CONTAINING LINKS TO 1280 STORIES FROM THE NETWORKS' NIGHTLY NEWSCASTS
     COMMENTS: What a Pathetic Day of News

Stock market investments are on the verge of recovering all of the losses that they suffered since the fall of 2007. This near-milestone inspired three different packages on the three different newscasts. NBC's lead by John Yang focused on the prospects for the overall economy, specifically the real estate and employment sectors. ABC's David Muir looked at the straitened expectations of the babyboom generation as it heads for retirement. CBS sent Anthony Mason to Switzerland to hang out with plutocrats at the World Economic Forum in Davos: he led the newscast with a brief stand-up on the stock market, featuring the optimism of the CEOs of Merck and JP Morgan and Coca-Cola, before returning later with a sitdown with Bill Gates, the philanthropic billionaire. ABC's lead was filed by in-house physician Richard Besser on the stomach 'flu. Yet there was not a single story that was deemed newsworthy enough to attract coverage by a correspondent on more than one newscast. The ignominious Story of the Day, by default, was the cold winter weather.

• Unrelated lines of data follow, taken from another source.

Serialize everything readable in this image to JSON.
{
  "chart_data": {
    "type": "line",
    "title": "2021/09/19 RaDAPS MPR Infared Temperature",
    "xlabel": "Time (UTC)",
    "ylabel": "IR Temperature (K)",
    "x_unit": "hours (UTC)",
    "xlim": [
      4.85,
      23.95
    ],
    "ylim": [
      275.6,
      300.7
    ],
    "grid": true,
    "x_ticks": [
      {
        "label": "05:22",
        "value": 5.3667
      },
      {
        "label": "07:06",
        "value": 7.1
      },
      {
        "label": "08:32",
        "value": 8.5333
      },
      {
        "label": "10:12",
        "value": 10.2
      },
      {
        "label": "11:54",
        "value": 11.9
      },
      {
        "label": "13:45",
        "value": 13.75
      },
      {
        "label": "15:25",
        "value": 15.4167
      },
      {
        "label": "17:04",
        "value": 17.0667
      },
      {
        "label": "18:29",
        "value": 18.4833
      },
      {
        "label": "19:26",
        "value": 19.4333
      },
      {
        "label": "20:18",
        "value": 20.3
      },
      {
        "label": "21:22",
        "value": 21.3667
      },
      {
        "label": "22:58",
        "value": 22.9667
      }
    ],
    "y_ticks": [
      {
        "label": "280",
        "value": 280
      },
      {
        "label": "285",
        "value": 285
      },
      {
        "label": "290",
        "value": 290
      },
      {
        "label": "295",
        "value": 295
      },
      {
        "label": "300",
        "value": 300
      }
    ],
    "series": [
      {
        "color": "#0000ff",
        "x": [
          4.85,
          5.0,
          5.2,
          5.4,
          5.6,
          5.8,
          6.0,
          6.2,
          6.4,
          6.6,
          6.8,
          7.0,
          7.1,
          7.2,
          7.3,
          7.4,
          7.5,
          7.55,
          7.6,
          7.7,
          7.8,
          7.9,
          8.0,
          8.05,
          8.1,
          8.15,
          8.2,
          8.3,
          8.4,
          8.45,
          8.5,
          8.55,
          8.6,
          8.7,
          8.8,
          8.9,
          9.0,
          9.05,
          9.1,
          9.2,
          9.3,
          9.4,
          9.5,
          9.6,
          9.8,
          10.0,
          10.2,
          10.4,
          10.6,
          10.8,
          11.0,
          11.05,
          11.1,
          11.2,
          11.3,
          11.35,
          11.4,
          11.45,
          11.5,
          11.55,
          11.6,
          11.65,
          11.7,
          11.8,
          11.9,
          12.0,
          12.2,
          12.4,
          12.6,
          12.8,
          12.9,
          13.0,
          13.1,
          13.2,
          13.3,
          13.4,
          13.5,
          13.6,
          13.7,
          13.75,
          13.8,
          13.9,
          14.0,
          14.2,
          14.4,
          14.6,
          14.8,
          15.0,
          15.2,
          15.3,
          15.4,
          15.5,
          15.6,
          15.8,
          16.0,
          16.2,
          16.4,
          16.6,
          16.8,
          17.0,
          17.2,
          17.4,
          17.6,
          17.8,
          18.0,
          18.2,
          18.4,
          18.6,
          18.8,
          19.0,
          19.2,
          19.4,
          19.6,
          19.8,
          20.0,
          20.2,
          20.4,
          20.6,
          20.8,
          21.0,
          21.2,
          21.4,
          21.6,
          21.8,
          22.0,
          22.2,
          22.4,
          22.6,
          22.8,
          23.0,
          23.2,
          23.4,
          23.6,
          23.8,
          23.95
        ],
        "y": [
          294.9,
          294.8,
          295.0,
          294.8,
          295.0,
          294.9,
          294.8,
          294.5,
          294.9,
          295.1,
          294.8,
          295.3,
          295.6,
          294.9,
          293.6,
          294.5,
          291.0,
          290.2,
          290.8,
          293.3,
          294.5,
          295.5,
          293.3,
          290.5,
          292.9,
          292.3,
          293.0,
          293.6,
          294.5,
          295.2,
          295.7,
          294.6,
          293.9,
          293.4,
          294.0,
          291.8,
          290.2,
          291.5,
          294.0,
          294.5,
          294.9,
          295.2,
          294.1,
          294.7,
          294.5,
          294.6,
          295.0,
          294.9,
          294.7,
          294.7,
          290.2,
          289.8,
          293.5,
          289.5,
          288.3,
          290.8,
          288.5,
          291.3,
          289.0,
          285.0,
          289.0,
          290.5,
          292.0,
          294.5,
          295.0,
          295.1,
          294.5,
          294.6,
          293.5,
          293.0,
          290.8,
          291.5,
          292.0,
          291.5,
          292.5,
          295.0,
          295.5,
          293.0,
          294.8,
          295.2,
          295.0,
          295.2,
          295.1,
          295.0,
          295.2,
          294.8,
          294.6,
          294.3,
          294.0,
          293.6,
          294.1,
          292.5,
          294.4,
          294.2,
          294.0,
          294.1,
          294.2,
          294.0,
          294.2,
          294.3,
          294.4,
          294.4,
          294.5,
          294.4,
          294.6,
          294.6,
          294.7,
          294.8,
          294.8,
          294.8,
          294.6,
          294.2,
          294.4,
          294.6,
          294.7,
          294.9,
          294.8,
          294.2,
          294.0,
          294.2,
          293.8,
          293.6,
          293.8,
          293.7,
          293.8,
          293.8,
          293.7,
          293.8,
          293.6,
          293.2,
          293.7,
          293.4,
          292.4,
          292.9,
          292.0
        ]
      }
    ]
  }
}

Steve Osunsami became the fourth reporter assigned by ABC to file a How Cold Is It? story in the five weekdays this week. NBC (two reports) and CBS (one) found the concept of cold weather in winter less newsworthy. After Sam Champion's frozen T-shirt and Gio Benitez' banana hammer and Alex Perez' frozen egg, Osunsami's failed apartment plumbing was ho-hum.

A more interesting weather story was filed from Salt Lake City by NBC's Miguel Almaguer. You might think that the voters of Utah, being true-red Republicans, might have no truck with environmental regulation. You might think that, being mostly Mormons, they would run no risk of cigarette-smoking-style lung problems. Almaguer corrected us. He showed us the atmospheric inversion that traps smog in the Salt Lake Valley. Breathing is like smoking a pack-a-day. The proposed solution? Restrictions on driving, free mass transit, and a ban on aerosols.

Check out XVIVO.net, a source of flashy medical video for ABC's Richard Besser. NBC's in-house physician Nancy Snyderman was more prosaic, less hi-tech. "Just wash your hands," she instructed, as if that was newsworthy.